I am using OpenAI’s real-time API (gpt-4o-realtime-preview-2024-12-17) in a React-based application for live transcription and response generation. However, I am facing an issue where the transcribed text and the generated speech output do not align properly. Sometimes the text appears earlier than expected, or the audio plays with a delay.
Implementation Details:
-
The application uses WebSockets to stream real-time audio to OpenAI.
-
I am using the RealtimeClient from OpenAI’s API to send and receive live audio responses.
-
The WavRecorder and WavStreamPlayer are used to handle audio streaming and playback, since the audio is in 16bitPCM format
-
The text responses are updated dynamically as they arrive via the API.
this is the code for connecting the api
const connectConversation = useCallback(async () => {
const client = clientRef.current;
const wavRecorder = wavRecorderRef.current;
const wavStreamPlayer = wavStreamPlayerRef.current;
await wavRecorder.begin();
await wavStreamPlayer.connect();
try {
const response = await client.connect();
if (response) {
setLoading(false);
client.sendUserMessageContent([{ type: "input_text", text: "Hello!" }]);
if (client.getTurnDetectionType() === "server_vad") {
await wavRecorder.record((data) => client.appendInputAudio(data.mono));
}
}
} catch (error) {
console.error("Error connecting:", error);
}
}, []);
this is the code for getting the response
client.on("conversation.updated", async ({ item, delta }) => {
if (item.role === "assistant" && delta?.audio) {
wavStreamPlayer.add16BitPCM(delta.audio, item.id);
textRef.current = item.formatted.transcript; // Text updates immediately
} else if (delta?.text) {
textRef.current = item.formatted.transcript;
}
if (item.status === "completed" && item.formatted.audio?.length) {
const wavFile = await WavRecorder.decode(item.formatted.audio, 24000, 24000);
setAudiosrc(wavFile.url);
}
});
Problem observed
Couldn’t scroll the text with sync to the audio
scrolling login based on duration as 150 words per minute
const scrollText = () => {
if (!scrollContainerRef.current) return;
const container = scrollContainerRef.current;
const currentTime = Date.now();
const elapsed = currentTime - scrollStartTimeRef.current;
const duration = getScrollDuration(text);
if (elapsed >= duration) {
container.scrollTop = container.scrollHeight - container.clientHeight;
return;
}
const progress = elapsed / duration;
const targetScrollTop = container.scrollHeight - container.clientHeight;
// Smooth easing function for better scrolling
const easeInOutQuad = (t) =>
t < 0.5 ? 2 * t * t : 1 - Math.pow(-2 * t + 2, 2) / 2;
container.scrollTop = targetScrollTop * easeInOutQuad(progress);
animationFrameRef.current = requestAnimationFrame(scrollText);
};
Approach taken
-
Converting 16-bit PCM into an audio source
const wavFile = await WavRecorder.decode(item.formatted.audio, 24000, 24000); setAudiosrc(wavFile.url);
- However, conversion takes time depending on the length of the
response, causing desynchronization.
- However, conversion takes time depending on the length of the
-
Scrolling based on word count (150 WPM rule)
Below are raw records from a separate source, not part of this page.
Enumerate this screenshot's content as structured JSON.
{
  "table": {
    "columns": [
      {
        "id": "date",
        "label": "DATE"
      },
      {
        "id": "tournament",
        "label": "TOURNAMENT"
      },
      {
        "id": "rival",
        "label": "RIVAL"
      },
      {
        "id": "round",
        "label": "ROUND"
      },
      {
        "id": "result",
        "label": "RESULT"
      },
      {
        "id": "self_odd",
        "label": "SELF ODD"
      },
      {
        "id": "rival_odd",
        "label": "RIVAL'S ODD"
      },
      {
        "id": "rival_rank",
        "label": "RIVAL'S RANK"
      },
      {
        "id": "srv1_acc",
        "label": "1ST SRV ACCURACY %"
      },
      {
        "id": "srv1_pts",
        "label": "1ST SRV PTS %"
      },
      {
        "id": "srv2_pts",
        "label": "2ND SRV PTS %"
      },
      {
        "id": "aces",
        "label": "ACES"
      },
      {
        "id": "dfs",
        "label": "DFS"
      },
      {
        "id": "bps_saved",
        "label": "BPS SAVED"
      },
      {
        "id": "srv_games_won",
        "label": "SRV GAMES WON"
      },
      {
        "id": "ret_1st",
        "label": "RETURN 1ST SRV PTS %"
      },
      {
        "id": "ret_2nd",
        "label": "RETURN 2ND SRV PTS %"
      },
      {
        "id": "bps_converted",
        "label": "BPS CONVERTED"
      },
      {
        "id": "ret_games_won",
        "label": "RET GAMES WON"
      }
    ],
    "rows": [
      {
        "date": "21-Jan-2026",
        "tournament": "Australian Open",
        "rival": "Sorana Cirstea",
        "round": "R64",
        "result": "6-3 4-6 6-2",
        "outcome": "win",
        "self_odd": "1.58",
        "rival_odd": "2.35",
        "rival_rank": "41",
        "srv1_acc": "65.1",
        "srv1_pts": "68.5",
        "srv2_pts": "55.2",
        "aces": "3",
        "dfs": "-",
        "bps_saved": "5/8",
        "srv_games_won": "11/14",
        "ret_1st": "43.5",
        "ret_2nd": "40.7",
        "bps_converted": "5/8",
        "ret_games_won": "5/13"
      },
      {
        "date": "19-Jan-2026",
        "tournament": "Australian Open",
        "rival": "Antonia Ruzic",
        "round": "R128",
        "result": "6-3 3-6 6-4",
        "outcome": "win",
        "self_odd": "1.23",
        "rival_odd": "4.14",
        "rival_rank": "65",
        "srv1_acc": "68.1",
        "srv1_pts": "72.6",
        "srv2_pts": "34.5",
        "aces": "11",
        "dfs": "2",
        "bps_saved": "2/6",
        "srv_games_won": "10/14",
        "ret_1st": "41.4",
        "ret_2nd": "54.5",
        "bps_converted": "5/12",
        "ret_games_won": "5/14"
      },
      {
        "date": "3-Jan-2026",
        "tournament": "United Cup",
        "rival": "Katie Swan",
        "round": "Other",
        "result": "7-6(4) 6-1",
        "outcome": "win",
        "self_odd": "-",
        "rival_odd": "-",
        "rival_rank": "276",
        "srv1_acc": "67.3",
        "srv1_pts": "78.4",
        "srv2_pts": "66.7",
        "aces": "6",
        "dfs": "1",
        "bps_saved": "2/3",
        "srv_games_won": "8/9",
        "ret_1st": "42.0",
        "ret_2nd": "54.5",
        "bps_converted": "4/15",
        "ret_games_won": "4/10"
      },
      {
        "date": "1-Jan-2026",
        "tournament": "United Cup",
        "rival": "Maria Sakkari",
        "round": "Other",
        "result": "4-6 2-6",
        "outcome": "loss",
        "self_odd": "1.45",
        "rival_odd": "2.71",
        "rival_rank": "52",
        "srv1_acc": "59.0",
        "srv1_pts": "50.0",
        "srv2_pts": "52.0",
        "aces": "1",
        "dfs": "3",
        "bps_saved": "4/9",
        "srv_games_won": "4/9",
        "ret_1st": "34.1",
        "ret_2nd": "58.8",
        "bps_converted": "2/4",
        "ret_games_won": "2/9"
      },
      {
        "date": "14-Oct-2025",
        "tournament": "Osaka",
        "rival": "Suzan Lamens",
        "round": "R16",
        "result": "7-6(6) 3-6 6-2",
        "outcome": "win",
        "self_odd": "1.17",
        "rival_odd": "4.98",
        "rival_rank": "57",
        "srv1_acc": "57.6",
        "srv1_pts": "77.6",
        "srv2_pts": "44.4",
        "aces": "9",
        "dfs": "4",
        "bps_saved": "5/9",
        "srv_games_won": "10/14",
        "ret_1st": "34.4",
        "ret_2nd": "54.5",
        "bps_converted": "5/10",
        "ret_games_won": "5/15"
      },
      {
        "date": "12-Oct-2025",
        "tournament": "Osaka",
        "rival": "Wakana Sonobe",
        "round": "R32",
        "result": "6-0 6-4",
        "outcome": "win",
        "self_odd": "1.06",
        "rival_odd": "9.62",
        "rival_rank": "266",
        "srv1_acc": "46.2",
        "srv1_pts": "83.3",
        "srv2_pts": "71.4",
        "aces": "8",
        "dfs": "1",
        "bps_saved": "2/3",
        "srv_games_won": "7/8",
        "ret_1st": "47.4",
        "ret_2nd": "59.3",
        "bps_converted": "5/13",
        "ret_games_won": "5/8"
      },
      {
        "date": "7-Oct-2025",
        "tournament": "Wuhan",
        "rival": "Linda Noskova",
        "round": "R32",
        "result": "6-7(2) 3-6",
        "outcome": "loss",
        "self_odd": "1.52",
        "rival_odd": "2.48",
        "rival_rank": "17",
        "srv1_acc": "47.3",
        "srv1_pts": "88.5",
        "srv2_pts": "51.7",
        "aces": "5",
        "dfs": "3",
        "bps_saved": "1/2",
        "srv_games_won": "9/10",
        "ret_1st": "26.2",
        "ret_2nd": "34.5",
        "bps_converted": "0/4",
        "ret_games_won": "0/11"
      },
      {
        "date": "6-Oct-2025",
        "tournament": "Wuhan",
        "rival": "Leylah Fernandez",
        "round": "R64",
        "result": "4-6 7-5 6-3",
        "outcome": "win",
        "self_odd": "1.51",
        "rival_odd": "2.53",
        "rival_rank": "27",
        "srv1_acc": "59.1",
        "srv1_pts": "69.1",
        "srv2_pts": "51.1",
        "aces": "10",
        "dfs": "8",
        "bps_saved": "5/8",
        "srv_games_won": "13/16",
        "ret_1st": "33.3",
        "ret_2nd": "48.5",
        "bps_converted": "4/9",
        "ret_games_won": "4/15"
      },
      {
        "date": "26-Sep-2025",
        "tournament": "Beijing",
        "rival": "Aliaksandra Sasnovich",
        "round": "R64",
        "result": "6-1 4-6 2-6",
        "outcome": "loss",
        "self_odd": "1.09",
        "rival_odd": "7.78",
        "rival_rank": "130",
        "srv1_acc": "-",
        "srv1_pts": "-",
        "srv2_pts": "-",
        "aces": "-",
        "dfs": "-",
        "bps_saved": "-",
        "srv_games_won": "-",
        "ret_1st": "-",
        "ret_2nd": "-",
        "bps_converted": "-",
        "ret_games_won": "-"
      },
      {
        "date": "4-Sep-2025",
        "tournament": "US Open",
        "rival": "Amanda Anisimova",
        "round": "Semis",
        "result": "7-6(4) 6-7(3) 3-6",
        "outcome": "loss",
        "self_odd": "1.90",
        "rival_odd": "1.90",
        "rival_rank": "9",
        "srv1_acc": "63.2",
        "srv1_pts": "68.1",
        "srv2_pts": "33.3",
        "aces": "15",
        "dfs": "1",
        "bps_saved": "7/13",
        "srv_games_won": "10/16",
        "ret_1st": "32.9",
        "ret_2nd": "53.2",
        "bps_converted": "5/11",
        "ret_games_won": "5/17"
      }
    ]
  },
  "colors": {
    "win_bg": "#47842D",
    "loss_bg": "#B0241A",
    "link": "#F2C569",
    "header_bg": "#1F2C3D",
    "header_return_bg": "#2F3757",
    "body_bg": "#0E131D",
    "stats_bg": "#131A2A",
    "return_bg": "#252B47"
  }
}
const wordsPerMinute = 150; const words = text.split(" ").length; return (words / wordsPerMinute) * 60 * 1000;
This works for short responses but fails for larger responses due to variation in speech speed.
Questions:
- How can I accurately sync the text scroll with the real-time audio
playback? - Are there any existing libraries or best practices for
handling text-audio synchronization in real-time applications?
Any insights or suggestions would be greatly appreciated!